The vet saw her immediately. She gave her a sedative and began cleaning her wounds. I sat in the procedure room and watched all of it. I couldn't leave her.
My head was running through all the times she had saved me. Like the time I fell in the WalMart parking lot and she grabbed a man by the pants leg and brought him to me. I also remembered the time Siobhann pulled away from me in the grocery store and Maisie "barked in circles" around her, forcing everyone to look. I knew I wouldn't be able to survive without her.
The vet finished stitching up Maisie and put her in my lap. She said something about how everything was going to be okay, but all I heard was the soft whimpering coming from my lap.
Maisie is fine now. All of her stitches have been removed and she is almost back to her old self. She doesn't run and jump with Siobhann the way she did before. I think she is still a bit sore. She does comes running when I fall and helps me work through my anxiety attacks. Maisie still fetches things for me, but she is a bit slower than normal.

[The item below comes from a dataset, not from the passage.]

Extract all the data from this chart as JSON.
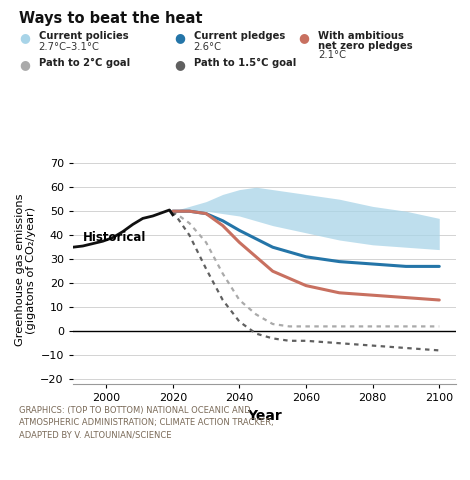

Her recovery has been a wonderful opportunity for me to give back to Maisie. I was able to take her medication to her. I talked to her as she tried to rest. I brought her pillows and blankets. For the first time in our relationship, I was able to help her.
I can't imagine my life without her. Maisie is more than just my service dog. She is one of my best friends. Maisie is there for me, no matter what - even when she is hurt. I knew I was dependent on her for so many things, but I didn't realize how much until she was hurt. There are few things I am able to do without her and even more things she makes so much easier for me.